List security events (attacks, blocks, etc.)
AI agents call list_events to retrieve information from Fastly NGWAF MCP Server without modifying anything — typically the context-gathering step in research, monitoring, and reporting workflows, before the agent takes action elsewhere.
This tool queries and retrieves existing security event data from the Fastly NGWAF system without altering, deleting, or executing any operations. It has no side effects and poses minimal security risk—an AI agent misusing it would at worst gain visibility into security events, which is lower risk than write, execute, destructive, or financial operations. Classification as Read is appropriate.
From the tool's definition Tool name 'list_events' and description 'List security events (attacks, blocks, etc.)' indicate a retrieval operation with no modification of data. The verb 'list' is a classic read operation.
Attacks that exploit this kind of access
List security events (attacks, blocks, etc.). It is categorised as a Read tool in the Fastly NGWAF MCP Server MCP Server, which means it retrieves data without modifying state.
Register the Fastly NGWAF MCP Server MCP server in PolicyLayer and add a rule for list_events: allow, deny, rate-limit, or require approval. Point your MCP client at the PolicyLayer proxy URL and the rule is enforced on every call, before it reaches Fastly NGWAF MCP Server. Nothing to install.
list_events is a Read tool with low risk. Read-only tools are generally safe to allow by default.

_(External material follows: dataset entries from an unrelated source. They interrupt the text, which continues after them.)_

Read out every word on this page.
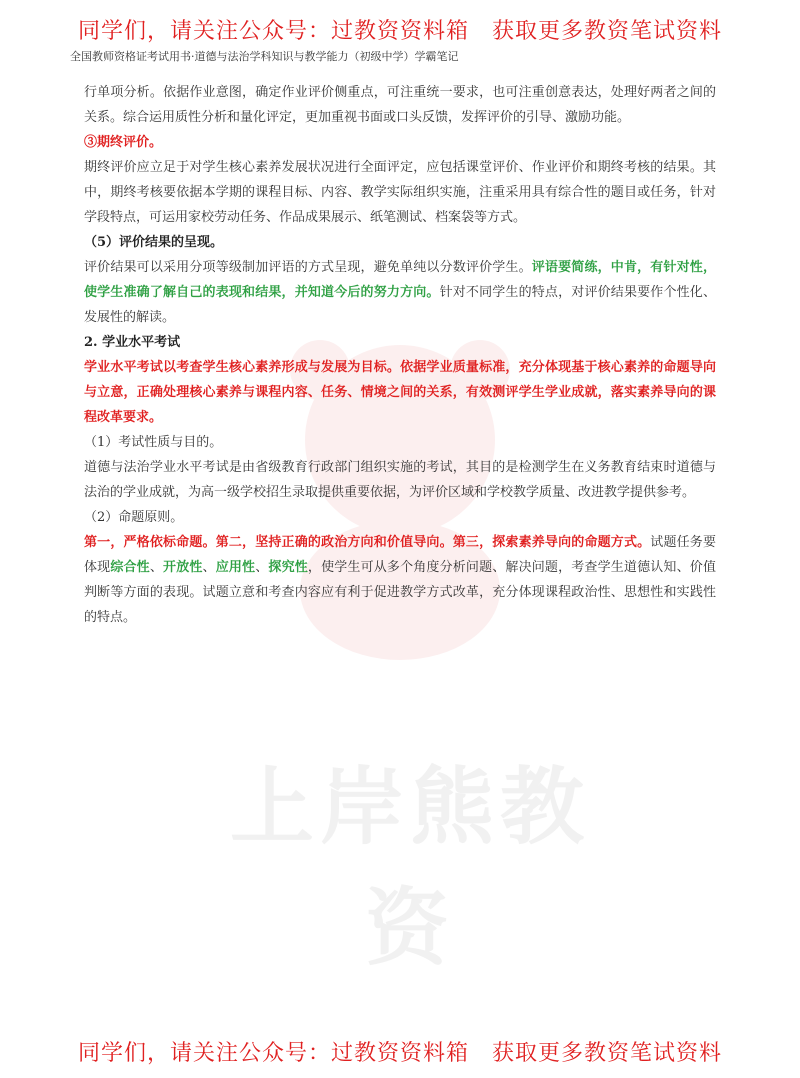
同学们，请关注公众号：过教资资料箱　获取更多教资笔试资料
全国教师资格证考试用书·道德与法治学科知识与教学能力（初级中学）学霸笔记
上岸熊教资

行单项分析。依据作业意图，确定作业评价侧重点，可注重统一要求，也可注重创意表达，处理好两者之间的关系。综合运用质性分析和量化评定，更加重视书面或口头反馈，发挥评价的引导、激励功能。

③期终评价。

期终评价应立足于对学生核心素养发展状况进行全面评定，应包括课堂评价、作业评价和期终考核的结果。其中，期终考核要依据本学期的课程目标、内容、教学实际组织实施，注重采用具有综合性的题目或任务，针对学段特点，可运用家校劳动任务、作品成果展示、纸笔测试、档案袋等方式。

（5）评价结果的呈现。

评价结果可以采用分项等级制加评语的方式呈现，避免单纯以分数评价学生。评语要简练，中肯，有针对性，使学生准确了解自己的表现和结果，并知道今后的努力方向。针对不同学生的特点，对评价结果要作个性化、发展性的解读。

2. 学业水平考试

学业水平考试以考查学生核心素养形成与发展为目标。依据学业质量标准，充分体现基于核心素养的命题导向与立意，正确处理核心素养与课程内容、任务、情境之间的关系，有效测评学生学业成就，落实素养导向的课程改革要求。

（1）考试性质与目的。

道德与法治学业水平考试是由省级教育行政部门组织实施的考试，其目的是检测学生在义务教育结束时道德与法治的学业成就，为高一级学校招生录取提供重要依据，为评价区域和学校教学质量、改进教学提供参考。

（2）命题原则。

第一，严格依标命题。第二，坚持正确的政治方向和价值导向。第三，探索素养导向的命题方式。试题任务要体现综合性、开放性、应用性、探究性，使学生可从多个角度分析问题、解决问题，考查学生道德认知、价值判断等方面的表现。试题立意和考查内容应有利于促进教学方式改革，充分体现课程政治性、思想性和实践性的特点。

同学们，请关注公众号：过教资资料箱　获取更多教资笔试资料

Yes. Add a rate_limit block to the list_events rule in your PolicyLayer policy. For example, setting max: 10 and window: 60 limits the tool to 10 calls per minute. Rate limits are tracked per agent session and reset automatically.
Set action: deny in the PolicyLayer policy for list_events. The AI agent will receive a policy violation error and cannot call the tool. You can also include a reason field to explain why the tool is blocked.
list_events is provided by the Fastly NGWAF MCP Server MCP server (purpleax/fastlymcp). PolicyLayer sits as a proxy in front of this server to enforce policies before tool calls reach the server.
Every MCP server has a record like this.
Type a name, get the same breakdown: verified identity, auth posture, risk grade, capabilities, recommended policy.